Standard Chartered said on Tuesday that it planned to raise up to $5.1 billion in new capital and cut 15,000 jobs as part of a widespread reshaping of the lender under its new chief executive, William T. Winters.
It said it would invest $1 billion in several strategic businesses, including its private banking and wealth management arm, its African business and renminbi services in China.
The strategy update came as Standard Chartered reported a pretax loss of $139 million in the third quarter, driven by its winding down of some businesses, depressed commodity prices and challenging conditions in several crucial markets, including China.
- “I, and everyone on our management team and our board, is well aware of the challenges we face,” Mr. Winters said on a conference call with journalists on Tuesday, “and recognize that we need to take very substantial action to deliver this plan that we set out.”
“We are highly confident that we’re going to generate the underlying value that this franchise has been able to deliver at many points in the past and is consistent with the strong underlying nature of our franchise,” he added.
Shares of Standard Chartered declined 8.7 percent to 651.2 pence, or about $10.05, a share in midday trading in London on Tuesday. Its shares also declined in Asia on Tuesday.
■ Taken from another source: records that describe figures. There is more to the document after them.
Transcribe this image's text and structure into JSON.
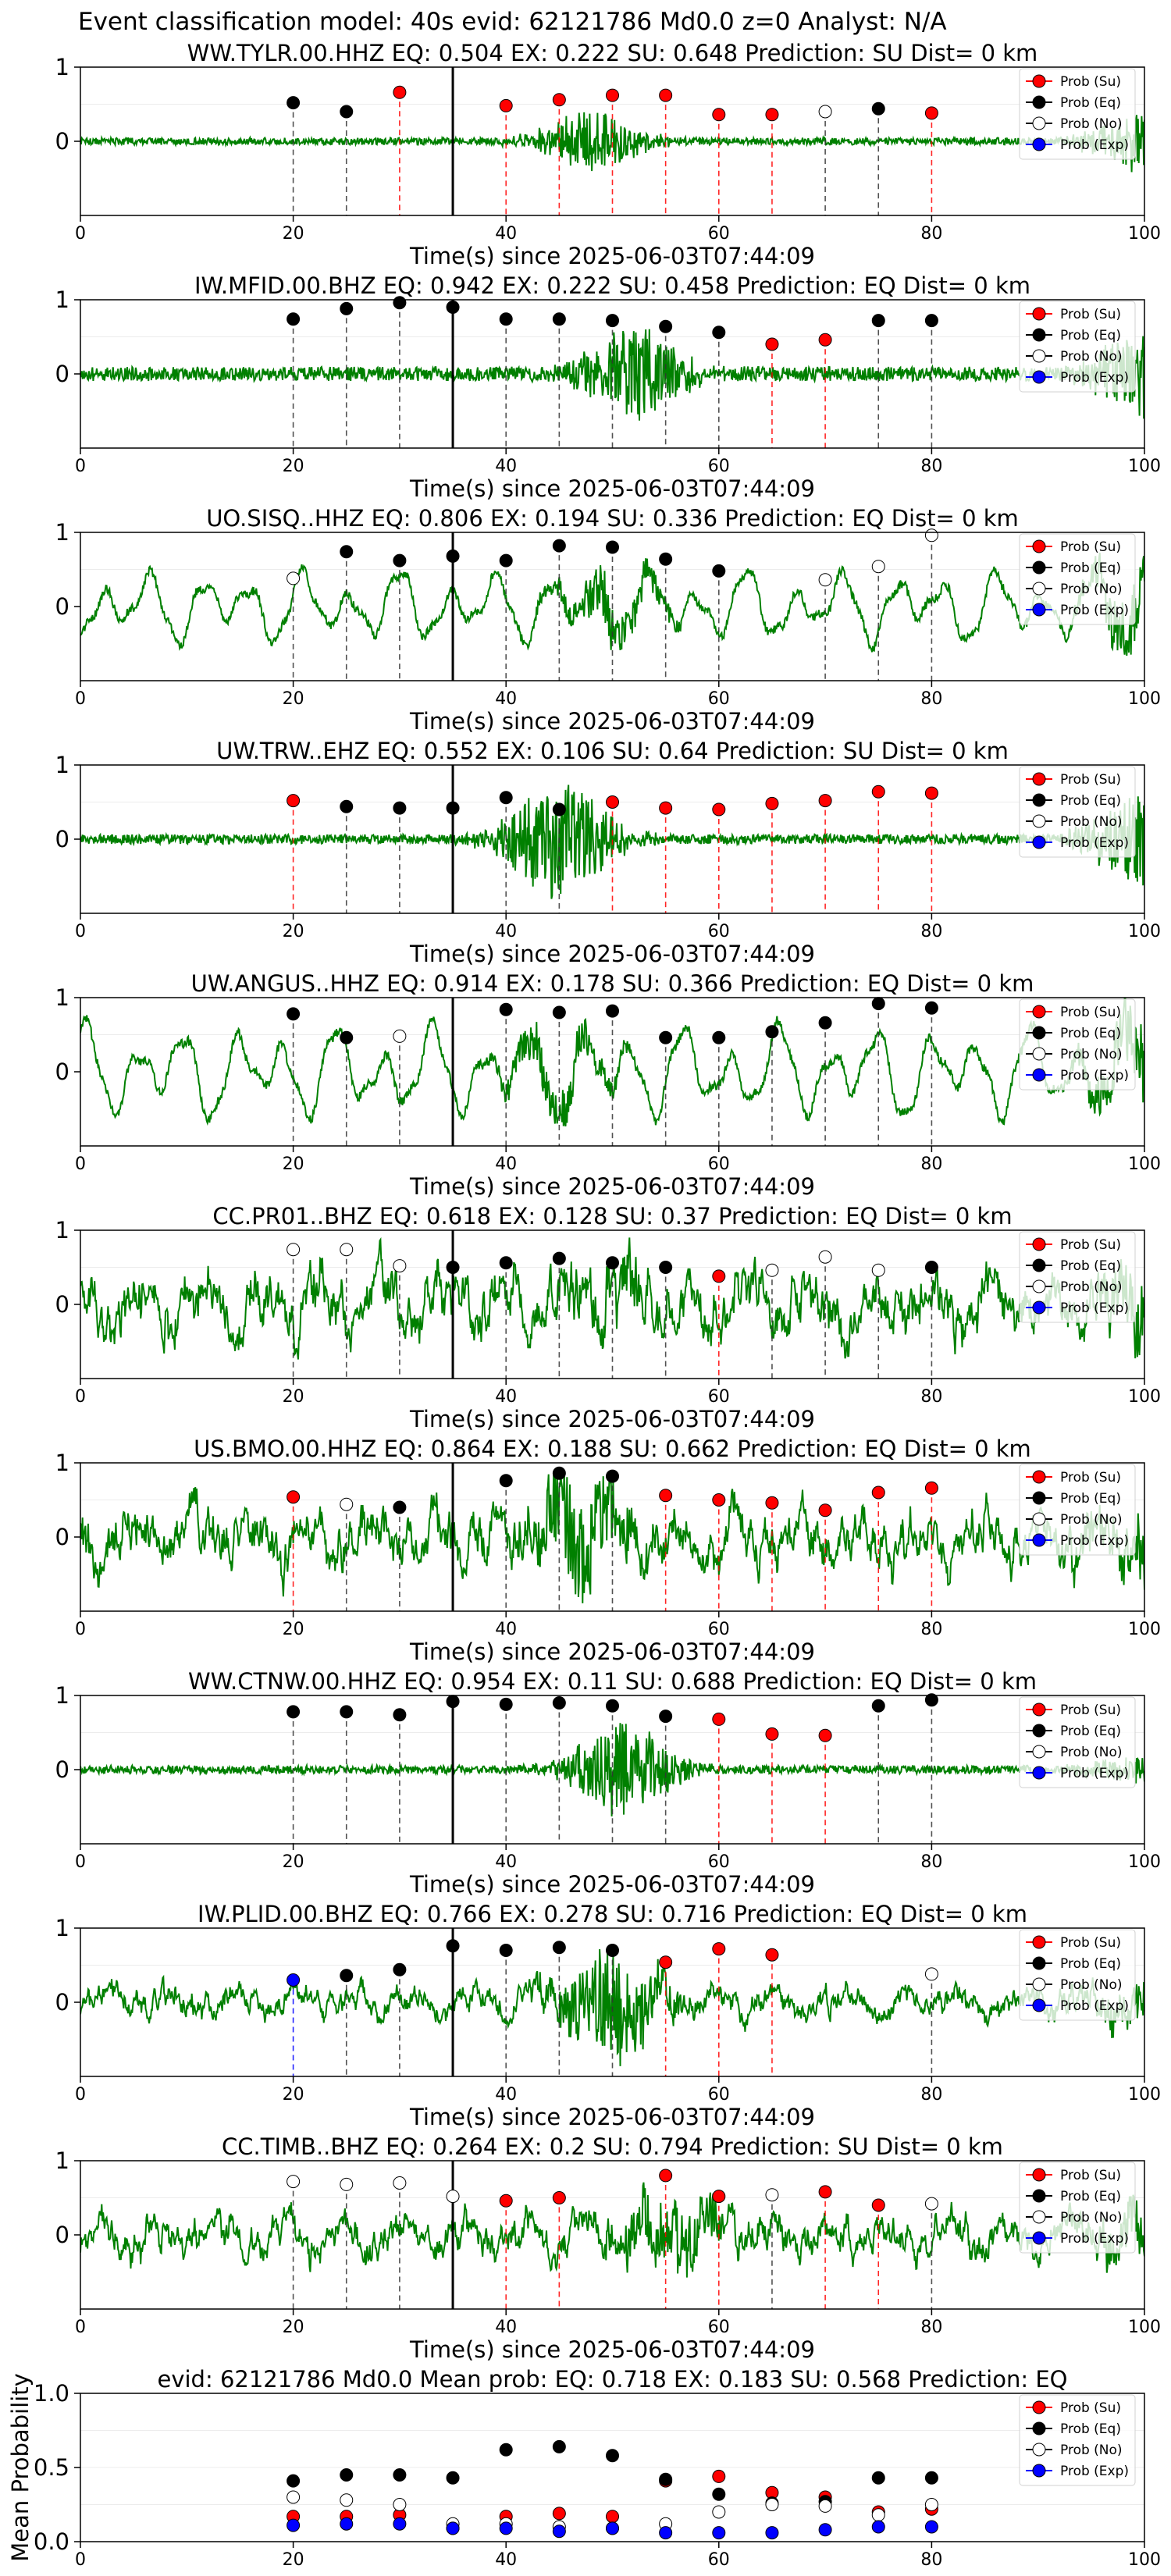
{
  "figure_title": "Event classification model: 40s evid: 62121786 Md0.0 z=0 Analyst: N/A",
  "legend_labels": [
    "Prob (Su)",
    "Prob (Eq)",
    "Prob (No)",
    "Prob (Exp)"
  ],
  "colors": {
    "su": "#ff0000",
    "eq": "#000000",
    "no": "#ffffff",
    "exp": "#0000ff",
    "waveform": "#008000"
  },
  "chart_data": [
    {
      "type": "line",
      "title": "WW.TYLR.00.HHZ   EQ: 0.504  EX: 0.222  SU: 0.648   Prediction: SU    Dist= 0 km",
      "xlabel": "Time(s) since 2025-06-03T07:44:09",
      "xlim": [
        0,
        100
      ],
      "ylim": [
        -1,
        1
      ],
      "xticks": [
        "0",
        "20",
        "40",
        "60",
        "80",
        "100"
      ],
      "yticks": [
        "1",
        "0"
      ],
      "waveform": {
        "style": "quiet",
        "amp": 0.06,
        "burst_center": 48,
        "burst_amp": 0.35,
        "tail_amp": 0.45
      },
      "pick_time": 35,
      "points": [
        {
          "x": 20,
          "y": 0.52,
          "cls": "eq"
        },
        {
          "x": 25,
          "y": 0.4,
          "cls": "eq"
        },
        {
          "x": 30,
          "y": 0.66,
          "cls": "su"
        },
        {
          "x": 40,
          "y": 0.48,
          "cls": "su"
        },
        {
          "x": 45,
          "y": 0.56,
          "cls": "su"
        },
        {
          "x": 50,
          "y": 0.62,
          "cls": "su"
        },
        {
          "x": 55,
          "y": 0.62,
          "cls": "su"
        },
        {
          "x": 60,
          "y": 0.36,
          "cls": "su"
        },
        {
          "x": 65,
          "y": 0.36,
          "cls": "su"
        },
        {
          "x": 70,
          "y": 0.4,
          "cls": "no"
        },
        {
          "x": 75,
          "y": 0.44,
          "cls": "eq"
        },
        {
          "x": 80,
          "y": 0.38,
          "cls": "su"
        }
      ]
    },
    {
      "type": "line",
      "title": "IW.MFID.00.BHZ   EQ: 0.942  EX: 0.222  SU: 0.458   Prediction: EQ    Dist= 0 km",
      "xlabel": "Time(s) since 2025-06-03T07:44:09",
      "xlim": [
        0,
        100
      ],
      "ylim": [
        -1,
        1
      ],
      "xticks": [
        "0",
        "20",
        "40",
        "60",
        "80",
        "100"
      ],
      "yticks": [
        "1",
        "0"
      ],
      "waveform": {
        "style": "quiet",
        "amp": 0.12,
        "burst_center": 52,
        "burst_amp": 0.6,
        "tail_amp": 0.6
      },
      "pick_time": 35,
      "points": [
        {
          "x": 20,
          "y": 0.74,
          "cls": "eq"
        },
        {
          "x": 25,
          "y": 0.88,
          "cls": "eq"
        },
        {
          "x": 30,
          "y": 0.96,
          "cls": "eq"
        },
        {
          "x": 35,
          "y": 0.9,
          "cls": "eq"
        },
        {
          "x": 40,
          "y": 0.74,
          "cls": "eq"
        },
        {
          "x": 45,
          "y": 0.74,
          "cls": "eq"
        },
        {
          "x": 50,
          "y": 0.72,
          "cls": "eq"
        },
        {
          "x": 55,
          "y": 0.64,
          "cls": "eq"
        },
        {
          "x": 60,
          "y": 0.56,
          "cls": "eq"
        },
        {
          "x": 65,
          "y": 0.4,
          "cls": "su"
        },
        {
          "x": 70,
          "y": 0.46,
          "cls": "su"
        },
        {
          "x": 75,
          "y": 0.72,
          "cls": "eq"
        },
        {
          "x": 80,
          "y": 0.72,
          "cls": "eq"
        }
      ]
    },
    {
      "type": "line",
      "title": "UO.SISQ..HHZ  EQ: 0.806  EX: 0.194  SU: 0.336   Prediction: EQ    Dist= 0 km",
      "xlabel": "Time(s) since 2025-06-03T07:44:09",
      "xlim": [
        0,
        100
      ],
      "ylim": [
        -1,
        1
      ],
      "xticks": [
        "0",
        "20",
        "40",
        "60",
        "80",
        "100"
      ],
      "yticks": [
        "1",
        "0"
      ],
      "waveform": {
        "style": "smooth",
        "amp": 0.55,
        "burst_center": 50,
        "burst_amp": 0.3,
        "tail_amp": 0.5
      },
      "pick_time": 35,
      "points": [
        {
          "x": 20,
          "y": 0.38,
          "cls": "no"
        },
        {
          "x": 25,
          "y": 0.74,
          "cls": "eq"
        },
        {
          "x": 30,
          "y": 0.62,
          "cls": "eq"
        },
        {
          "x": 35,
          "y": 0.68,
          "cls": "eq"
        },
        {
          "x": 40,
          "y": 0.62,
          "cls": "eq"
        },
        {
          "x": 45,
          "y": 0.82,
          "cls": "eq"
        },
        {
          "x": 50,
          "y": 0.8,
          "cls": "eq"
        },
        {
          "x": 55,
          "y": 0.64,
          "cls": "eq"
        },
        {
          "x": 60,
          "y": 0.48,
          "cls": "eq"
        },
        {
          "x": 70,
          "y": 0.36,
          "cls": "no"
        },
        {
          "x": 75,
          "y": 0.54,
          "cls": "no"
        },
        {
          "x": 80,
          "y": 0.96,
          "cls": "no"
        }
      ]
    },
    {
      "type": "line",
      "title": "UW.TRW..EHZ   EQ: 0.552  EX: 0.106  SU: 0.64   Prediction: SU    Dist= 0 km",
      "xlabel": "Time(s) since 2025-06-03T07:44:09",
      "xlim": [
        0,
        100
      ],
      "ylim": [
        -1,
        1
      ],
      "xticks": [
        "0",
        "20",
        "40",
        "60",
        "80",
        "100"
      ],
      "yticks": [
        "1",
        "0"
      ],
      "waveform": {
        "style": "quiet",
        "amp": 0.08,
        "burst_center": 45,
        "burst_amp": 0.75,
        "tail_amp": 0.7
      },
      "pick_time": 35,
      "points": [
        {
          "x": 20,
          "y": 0.52,
          "cls": "su"
        },
        {
          "x": 25,
          "y": 0.44,
          "cls": "eq"
        },
        {
          "x": 30,
          "y": 0.42,
          "cls": "eq"
        },
        {
          "x": 35,
          "y": 0.42,
          "cls": "eq"
        },
        {
          "x": 40,
          "y": 0.56,
          "cls": "eq"
        },
        {
          "x": 45,
          "y": 0.4,
          "cls": "eq"
        },
        {
          "x": 50,
          "y": 0.5,
          "cls": "su"
        },
        {
          "x": 55,
          "y": 0.42,
          "cls": "su"
        },
        {
          "x": 60,
          "y": 0.4,
          "cls": "su"
        },
        {
          "x": 65,
          "y": 0.48,
          "cls": "su"
        },
        {
          "x": 70,
          "y": 0.52,
          "cls": "su"
        },
        {
          "x": 75,
          "y": 0.64,
          "cls": "su"
        },
        {
          "x": 80,
          "y": 0.62,
          "cls": "su"
        }
      ]
    },
    {
      "type": "line",
      "title": "UW.ANGUS..HHZ   EQ: 0.914  EX: 0.178  SU: 0.366   Prediction: EQ    Dist= 0 km",
      "xlabel": "Time(s) since 2025-06-03T07:44:09",
      "xlim": [
        0,
        100
      ],
      "ylim": [
        -1,
        1
      ],
      "xticks": [
        "0",
        "20",
        "40",
        "60",
        "80",
        "100"
      ],
      "yticks": [
        "1",
        "0"
      ],
      "waveform": {
        "style": "smooth",
        "amp": 0.7,
        "burst_center": 45,
        "burst_amp": 0.3,
        "tail_amp": 0.6
      },
      "pick_time": 35,
      "points": [
        {
          "x": 20,
          "y": 0.78,
          "cls": "eq"
        },
        {
          "x": 25,
          "y": 0.46,
          "cls": "eq"
        },
        {
          "x": 30,
          "y": 0.48,
          "cls": "no"
        },
        {
          "x": 40,
          "y": 0.84,
          "cls": "eq"
        },
        {
          "x": 45,
          "y": 0.8,
          "cls": "eq"
        },
        {
          "x": 50,
          "y": 0.82,
          "cls": "eq"
        },
        {
          "x": 55,
          "y": 0.46,
          "cls": "eq"
        },
        {
          "x": 60,
          "y": 0.46,
          "cls": "eq"
        },
        {
          "x": 65,
          "y": 0.54,
          "cls": "eq"
        },
        {
          "x": 70,
          "y": 0.66,
          "cls": "eq"
        },
        {
          "x": 75,
          "y": 0.92,
          "cls": "eq"
        },
        {
          "x": 80,
          "y": 0.86,
          "cls": "eq"
        }
      ]
    },
    {
      "type": "line",
      "title": "CC.PR01..BHZ   EQ: 0.618  EX: 0.128  SU: 0.37   Prediction: EQ    Dist= 0 km",
      "xlabel": "Time(s) since 2025-06-03T07:44:09",
      "xlim": [
        0,
        100
      ],
      "ylim": [
        -1,
        1
      ],
      "xticks": [
        "0",
        "20",
        "40",
        "60",
        "80",
        "100"
      ],
      "yticks": [
        "1",
        "0"
      ],
      "waveform": {
        "style": "noisy",
        "amp": 0.45,
        "burst_center": 50,
        "burst_amp": 0.2,
        "tail_amp": 0.45
      },
      "pick_time": 35,
      "points": [
        {
          "x": 20,
          "y": 0.74,
          "cls": "no"
        },
        {
          "x": 25,
          "y": 0.74,
          "cls": "no"
        },
        {
          "x": 30,
          "y": 0.52,
          "cls": "no"
        },
        {
          "x": 35,
          "y": 0.5,
          "cls": "eq"
        },
        {
          "x": 40,
          "y": 0.56,
          "cls": "eq"
        },
        {
          "x": 45,
          "y": 0.62,
          "cls": "eq"
        },
        {
          "x": 50,
          "y": 0.56,
          "cls": "eq"
        },
        {
          "x": 55,
          "y": 0.5,
          "cls": "eq"
        },
        {
          "x": 60,
          "y": 0.38,
          "cls": "su"
        },
        {
          "x": 65,
          "y": 0.46,
          "cls": "no"
        },
        {
          "x": 70,
          "y": 0.64,
          "cls": "no"
        },
        {
          "x": 75,
          "y": 0.46,
          "cls": "no"
        },
        {
          "x": 80,
          "y": 0.5,
          "cls": "eq"
        }
      ]
    },
    {
      "type": "line",
      "title": "US.BMO.00.HHZ   EQ: 0.864  EX: 0.188  SU: 0.662   Prediction: EQ    Dist= 0 km",
      "xlabel": "Time(s) since 2025-06-03T07:44:09",
      "xlim": [
        0,
        100
      ],
      "ylim": [
        -1,
        1
      ],
      "xticks": [
        "0",
        "20",
        "40",
        "60",
        "80",
        "100"
      ],
      "yticks": [
        "1",
        "0"
      ],
      "waveform": {
        "style": "noisy",
        "amp": 0.4,
        "burst_center": 47,
        "burst_amp": 0.55,
        "tail_amp": 0.4
      },
      "pick_time": 35,
      "points": [
        {
          "x": 20,
          "y": 0.54,
          "cls": "su"
        },
        {
          "x": 25,
          "y": 0.44,
          "cls": "no"
        },
        {
          "x": 30,
          "y": 0.4,
          "cls": "eq"
        },
        {
          "x": 40,
          "y": 0.76,
          "cls": "eq"
        },
        {
          "x": 45,
          "y": 0.86,
          "cls": "eq"
        },
        {
          "x": 50,
          "y": 0.82,
          "cls": "eq"
        },
        {
          "x": 55,
          "y": 0.56,
          "cls": "su"
        },
        {
          "x": 60,
          "y": 0.5,
          "cls": "su"
        },
        {
          "x": 65,
          "y": 0.46,
          "cls": "su"
        },
        {
          "x": 70,
          "y": 0.36,
          "cls": "su"
        },
        {
          "x": 75,
          "y": 0.6,
          "cls": "su"
        },
        {
          "x": 80,
          "y": 0.66,
          "cls": "su"
        }
      ]
    },
    {
      "type": "line",
      "title": "WW.CTNW.00.HHZ   EQ: 0.954  EX: 0.11  SU: 0.688   Prediction: EQ    Dist= 0 km",
      "xlabel": "Time(s) since 2025-06-03T07:44:09",
      "xlim": [
        0,
        100
      ],
      "ylim": [
        -1,
        1
      ],
      "xticks": [
        "0",
        "20",
        "40",
        "60",
        "80",
        "100"
      ],
      "yticks": [
        "1",
        "0"
      ],
      "waveform": {
        "style": "quiet",
        "amp": 0.07,
        "burst_center": 51,
        "burst_amp": 0.55,
        "tail_amp": 0.2
      },
      "pick_time": 35,
      "points": [
        {
          "x": 20,
          "y": 0.78,
          "cls": "eq"
        },
        {
          "x": 25,
          "y": 0.78,
          "cls": "eq"
        },
        {
          "x": 30,
          "y": 0.74,
          "cls": "eq"
        },
        {
          "x": 35,
          "y": 0.92,
          "cls": "eq"
        },
        {
          "x": 40,
          "y": 0.88,
          "cls": "eq"
        },
        {
          "x": 45,
          "y": 0.9,
          "cls": "eq"
        },
        {
          "x": 50,
          "y": 0.86,
          "cls": "eq"
        },
        {
          "x": 55,
          "y": 0.72,
          "cls": "eq"
        },
        {
          "x": 60,
          "y": 0.68,
          "cls": "su"
        },
        {
          "x": 65,
          "y": 0.48,
          "cls": "su"
        },
        {
          "x": 70,
          "y": 0.46,
          "cls": "su"
        },
        {
          "x": 75,
          "y": 0.86,
          "cls": "eq"
        },
        {
          "x": 80,
          "y": 0.94,
          "cls": "eq"
        }
      ]
    },
    {
      "type": "line",
      "title": "IW.PLID.00.BHZ   EQ: 0.766  EX: 0.278  SU: 0.716   Prediction: EQ    Dist= 0 km",
      "xlabel": "Time(s) since 2025-06-03T07:44:09",
      "xlim": [
        0,
        100
      ],
      "ylim": [
        -1,
        1
      ],
      "xticks": [
        "0",
        "20",
        "40",
        "60",
        "80",
        "100"
      ],
      "yticks": [
        "1",
        "0"
      ],
      "waveform": {
        "style": "noisy",
        "amp": 0.22,
        "burst_center": 50,
        "burst_amp": 0.65,
        "tail_amp": 0.3
      },
      "pick_time": 35,
      "points": [
        {
          "x": 20,
          "y": 0.3,
          "cls": "exp"
        },
        {
          "x": 25,
          "y": 0.36,
          "cls": "eq"
        },
        {
          "x": 30,
          "y": 0.44,
          "cls": "eq"
        },
        {
          "x": 35,
          "y": 0.76,
          "cls": "eq"
        },
        {
          "x": 40,
          "y": 0.7,
          "cls": "eq"
        },
        {
          "x": 45,
          "y": 0.74,
          "cls": "eq"
        },
        {
          "x": 50,
          "y": 0.7,
          "cls": "eq"
        },
        {
          "x": 55,
          "y": 0.54,
          "cls": "su"
        },
        {
          "x": 60,
          "y": 0.72,
          "cls": "su"
        },
        {
          "x": 65,
          "y": 0.64,
          "cls": "su"
        },
        {
          "x": 80,
          "y": 0.38,
          "cls": "no"
        }
      ]
    },
    {
      "type": "line",
      "title": "CC.TIMB..BHZ   EQ: 0.264  EX: 0.2  SU: 0.794   Prediction: SU    Dist= 0 km",
      "xlabel": "Time(s) since 2025-06-03T07:44:09",
      "xlim": [
        0,
        100
      ],
      "ylim": [
        -1,
        1
      ],
      "xticks": [
        "0",
        "20",
        "40",
        "60",
        "80",
        "100"
      ],
      "yticks": [
        "1",
        "0"
      ],
      "waveform": {
        "style": "noisy",
        "amp": 0.3,
        "burst_center": 55,
        "burst_amp": 0.4,
        "tail_amp": 0.4
      },
      "pick_time": 35,
      "points": [
        {
          "x": 20,
          "y": 0.72,
          "cls": "no"
        },
        {
          "x": 25,
          "y": 0.68,
          "cls": "no"
        },
        {
          "x": 30,
          "y": 0.7,
          "cls": "no"
        },
        {
          "x": 35,
          "y": 0.52,
          "cls": "no"
        },
        {
          "x": 40,
          "y": 0.46,
          "cls": "su"
        },
        {
          "x": 45,
          "y": 0.5,
          "cls": "su"
        },
        {
          "x": 55,
          "y": 0.8,
          "cls": "su"
        },
        {
          "x": 60,
          "y": 0.52,
          "cls": "su"
        },
        {
          "x": 65,
          "y": 0.54,
          "cls": "no"
        },
        {
          "x": 70,
          "y": 0.58,
          "cls": "su"
        },
        {
          "x": 75,
          "y": 0.4,
          "cls": "su"
        },
        {
          "x": 80,
          "y": 0.42,
          "cls": "no"
        }
      ]
    },
    {
      "type": "scatter",
      "title": "evid: 62121786  Md0.0   Mean prob:   EQ: 0.718  EX: 0.183  SU: 0.568   Prediction: EQ",
      "ylabel": "Mean Probability",
      "xlim": [
        0,
        100
      ],
      "ylim": [
        0,
        1
      ],
      "xticks": [
        "0",
        "20",
        "40",
        "60",
        "80",
        "100"
      ],
      "yticks": [
        {
          "v": 1,
          "label": "1.0"
        },
        {
          "v": 0.5,
          "label": "0.5"
        },
        {
          "v": 0,
          "label": "0.0"
        }
      ],
      "x": [
        20,
        25,
        30,
        35,
        40,
        45,
        50,
        55,
        60,
        65,
        70,
        75,
        80
      ],
      "series": [
        {
          "name": "Prob (Su)",
          "cls": "su",
          "values": [
            0.17,
            0.17,
            0.18,
            0.09,
            0.17,
            0.19,
            0.17,
            0.41,
            0.44,
            0.33,
            0.3,
            0.2,
            0.22
          ]
        },
        {
          "name": "Prob (Eq)",
          "cls": "eq",
          "values": [
            0.41,
            0.45,
            0.45,
            0.43,
            0.62,
            0.64,
            0.58,
            0.42,
            0.32,
            0.26,
            0.27,
            0.43,
            0.43
          ]
        },
        {
          "name": "Prob (No)",
          "cls": "no",
          "values": [
            0.3,
            0.28,
            0.25,
            0.12,
            0.12,
            0.1,
            0.09,
            0.12,
            0.2,
            0.25,
            0.24,
            0.18,
            0.25
          ]
        },
        {
          "name": "Prob (Exp)",
          "cls": "exp",
          "values": [
            0.11,
            0.12,
            0.12,
            0.09,
            0.09,
            0.07,
            0.09,
            0.06,
            0.06,
            0.06,
            0.08,
            0.1,
            0.1
          ]
        }
      ]
    }
  ]
}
As part of the overhaul, Mr. Winters had said that the bank would have three main divisions (corporate and investment banking, commercial and private banking, and retail banking) and that the management team would report directly to him.
Standard Chartered also said on Tuesday that its corporate and institutional banking unit would look to reduce the number of its products that were “capital intensive”and would seek to reduce the so-called risk-weighted assets by $50 billion in the unit.